Benefit from your new feature

If you correctly modified the 4 files cited on this article, plug a USB cable in the micro-USB connector of the StereoPi (with the board powered off) and plug the other end in your PC. After a little time necessary for the StereoPi to boot and for your system to negotiate the IP address, you will be connected to the StereoPi through USB. The usual test is obviously to ping the peer. The IP of the StereoPi is fixed to 192.168.3.1, so we can send pings from the PC:

$ ping -c 5 192.168.3.1

PING 192.168.3.1 (192.168.3.1) 56(84) bytes of data.

64 bytes from 192.168.3.1: icmp_seq=1 ttl=64 time=0.157 ms

64 bytes from 192.168.3.1: icmp_seq=2 ttl=64 time=0.223 ms

64 bytes from 192.168.3.1: icmp_seq=3 ttl=64 time=0.291 ms

64 bytes from 192.168.3.1: icmp_seq=4 ttl=64 time=0.218 ms

64 bytes from 192.168.3.1: icmp_seq=5 ttl=64 time=0.244 ms

--- 192.168.3.1 ping statistics ---

5 packets transmitted, 5 received, 0% packet loss, time 4064ms

rtt min/avg/max/mdev = 0.157/0.226/0.291/0.043 ms

Perfect! Let’s try to access the web interface of SLP with our browser:

StereoPi SLP admin panel access over USB

Legend: Visit the web interface of the StereoPi with the browser using http://192.168.3.1/ address. The page passes through the USB network interface.

It works.

You can also access the board with SSH or get the video stream through this network established over USB. If you want to access the Internet from the board, you have to share your connection on the PC and configure a default route on the StereoPi, but it is out of the scope of this article.

Now, you have fully access to the StereoPi without a need to an Ethernet switch nor a WiFi dongle. On the other hand, you do not have access to the Ethernet nor USB ports while using this method. Whether or not this solution is interesting will totally depends on your usage.

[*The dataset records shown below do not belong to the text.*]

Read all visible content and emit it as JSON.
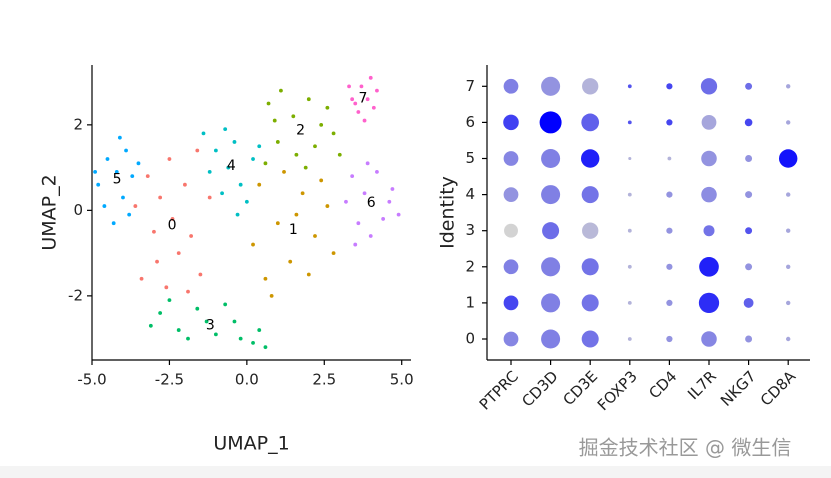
{
  "chart_data": [
    {
      "type": "scatter",
      "xlabel": "UMAP_1",
      "ylabel": "UMAP_2",
      "xlim": [
        -5.0,
        5.3
      ],
      "ylim": [
        -3.5,
        3.4
      ],
      "xticks": [
        {
          "value": -5,
          "label": "-5.0"
        },
        {
          "value": -2.5,
          "label": "-2.5"
        },
        {
          "value": 0,
          "label": "0.0"
        },
        {
          "value": 2.5,
          "label": "2.5"
        },
        {
          "value": 5,
          "label": "5.0"
        }
      ],
      "yticks": [
        -2,
        0,
        2
      ],
      "series": [
        {
          "name": "0",
          "color": "#F8766D",
          "x": [
            -3.2,
            -2.8,
            -2.5,
            -2.0,
            -1.6,
            -3.0,
            -2.4,
            -1.8,
            -2.9,
            -2.2,
            -1.5,
            -3.4,
            -2.6,
            -1.2,
            -1.9,
            -3.6
          ],
          "y": [
            0.8,
            0.3,
            1.2,
            0.6,
            1.4,
            -0.5,
            -0.2,
            -0.6,
            -1.2,
            -1.0,
            -1.5,
            -1.6,
            -1.8,
            0.3,
            -1.9,
            0.1
          ]
        },
        {
          "name": "1",
          "color": "#CD9600",
          "x": [
            0.2,
            0.6,
            1.0,
            1.4,
            1.8,
            2.2,
            2.6,
            0.4,
            1.2,
            2.0,
            2.8,
            0.8,
            1.6,
            2.4
          ],
          "y": [
            -0.8,
            -1.6,
            -0.3,
            -1.2,
            0.4,
            -0.6,
            0.1,
            0.6,
            0.9,
            -1.5,
            -1.0,
            -2.0,
            -0.1,
            0.7
          ]
        },
        {
          "name": "2",
          "color": "#7CAE00",
          "x": [
            0.7,
            1.1,
            1.5,
            2.0,
            2.4,
            1.0,
            1.6,
            2.2,
            2.8,
            0.6,
            1.9,
            2.6,
            0.9,
            3.0
          ],
          "y": [
            2.5,
            2.8,
            2.2,
            2.6,
            2.0,
            1.6,
            1.3,
            1.5,
            1.8,
            1.1,
            1.0,
            2.4,
            2.1,
            1.3
          ]
        },
        {
          "name": "3",
          "color": "#00BE67",
          "x": [
            -2.8,
            -2.2,
            -1.6,
            -1.0,
            -0.4,
            0.2,
            -2.5,
            -1.3,
            -0.7,
            0.4,
            -1.9,
            -3.1,
            -0.2,
            0.6
          ],
          "y": [
            -2.4,
            -2.8,
            -2.3,
            -2.9,
            -2.6,
            -3.1,
            -2.1,
            -2.6,
            -2.2,
            -2.8,
            -3.0,
            -2.7,
            -3.0,
            -3.2
          ]
        },
        {
          "name": "4",
          "color": "#00BFC4",
          "x": [
            -1.4,
            -1.0,
            -0.6,
            -0.2,
            0.2,
            -0.8,
            -0.4,
            0.0,
            -1.2,
            0.4,
            -0.7,
            -0.3
          ],
          "y": [
            1.8,
            1.4,
            1.0,
            0.6,
            1.2,
            0.4,
            1.6,
            0.2,
            0.9,
            1.5,
            1.9,
            -0.1
          ]
        },
        {
          "name": "5",
          "color": "#00A9FF",
          "x": [
            -4.8,
            -4.5,
            -4.2,
            -3.9,
            -4.6,
            -4.0,
            -3.7,
            -4.3,
            -3.5,
            -4.9,
            -3.8,
            -4.1
          ],
          "y": [
            0.6,
            1.2,
            0.9,
            1.4,
            0.1,
            0.3,
            0.8,
            -0.3,
            1.1,
            0.9,
            -0.1,
            1.7
          ]
        },
        {
          "name": "6",
          "color": "#C77CFF",
          "x": [
            3.4,
            3.8,
            4.2,
            4.6,
            4.9,
            3.6,
            4.0,
            4.4,
            3.2,
            4.7,
            3.9,
            3.5
          ],
          "y": [
            0.8,
            0.4,
            0.9,
            0.2,
            -0.1,
            -0.3,
            -0.6,
            -0.2,
            0.2,
            0.5,
            1.1,
            -0.8
          ]
        },
        {
          "name": "7",
          "color": "#FF61CC",
          "x": [
            3.4,
            3.7,
            4.0,
            3.6,
            3.9,
            4.2,
            3.8,
            3.3,
            4.1,
            3.5
          ],
          "y": [
            2.6,
            2.9,
            3.1,
            2.3,
            2.6,
            2.8,
            2.1,
            2.9,
            2.4,
            2.5
          ]
        }
      ]
    },
    {
      "type": "dotplot",
      "ylabel": "Identity",
      "color_low": "#D3D3D3",
      "color_high": "#0000FF",
      "categories": [
        "PTPRC",
        "CD3D",
        "CD3E",
        "FOXP3",
        "CD4",
        "IL7R",
        "NKG7",
        "CD8A"
      ],
      "series": [
        {
          "name": "0",
          "pct": [
            45,
            75,
            60,
            3,
            8,
            50,
            10,
            4
          ],
          "avg": [
            0.2,
            0.3,
            0.5,
            -0.5,
            0,
            0.2,
            0,
            -0.3
          ]
        },
        {
          "name": "1",
          "pct": [
            45,
            75,
            60,
            3,
            8,
            85,
            20,
            4
          ],
          "avg": [
            1.2,
            0.3,
            0.5,
            -0.5,
            0,
            1.6,
            0.8,
            -0.3
          ]
        },
        {
          "name": "2",
          "pct": [
            45,
            75,
            60,
            3,
            8,
            80,
            10,
            4
          ],
          "avg": [
            0.3,
            0.3,
            0.5,
            -0.5,
            0,
            1.8,
            0,
            -0.3
          ]
        },
        {
          "name": "3",
          "pct": [
            40,
            60,
            55,
            3,
            8,
            25,
            10,
            4
          ],
          "avg": [
            -1.0,
            0.6,
            -0.6,
            -0.5,
            0,
            0.5,
            1.0,
            -0.3
          ]
        },
        {
          "name": "4",
          "pct": [
            45,
            75,
            60,
            3,
            8,
            50,
            10,
            4
          ],
          "avg": [
            0,
            0.3,
            0.5,
            -0.5,
            0,
            0.1,
            0,
            -0.3
          ]
        },
        {
          "name": "5",
          "pct": [
            45,
            75,
            70,
            2,
            3,
            50,
            10,
            70
          ],
          "avg": [
            0.2,
            0.3,
            1.8,
            -0.5,
            -0.5,
            0,
            0,
            2.0
          ]
        },
        {
          "name": "6",
          "pct": [
            50,
            100,
            65,
            3,
            8,
            45,
            12,
            4
          ],
          "avg": [
            1.3,
            2.3,
            0.8,
            1.0,
            1.2,
            -0.3,
            1.2,
            -0.3
          ]
        },
        {
          "name": "7",
          "pct": [
            45,
            75,
            55,
            3,
            8,
            55,
            10,
            4
          ],
          "avg": [
            0.3,
            0,
            -0.5,
            1.0,
            1.2,
            0.6,
            0.6,
            -0.3
          ]
        }
      ]
    }
  ],
  "watermark": "掘金技术社区 @ 微生信"
}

To revert to a classical usage, just remove (or comment) the line added in config.txt, or revert all the changes seen here (2 files created, additions in 2 files) and of course power the StereoPi with the power connector.

Troubleshooting

1. USB power

If you connect StereoPi to the USB 2.0 port on your desktop/notebook, power provided by this port might not be sufficient to feed up StereoPi (as USB 2.0 current is limited by 500 mA). Please use USB 3.0 port.

2. Dnsmasq

Dnsmasq is already installed on Raspbian S.L.P. image, but not installed by default on a stock Raspbian. To install it, use this command:

sudo apt-get install dnsmasq

3. Windows RNDIS driver problem

Under MacOS and Linux, the StereoPi will be detected and automatically configured. But with Windows 10 you can get a situation, when StereoPi is detected as a COM port. This is a known problem (for RPi and other single board computers), mentioned in a lot of places like Microsoft support forum. To say briefly, you can install this driver manually according to this guide (French), and it works.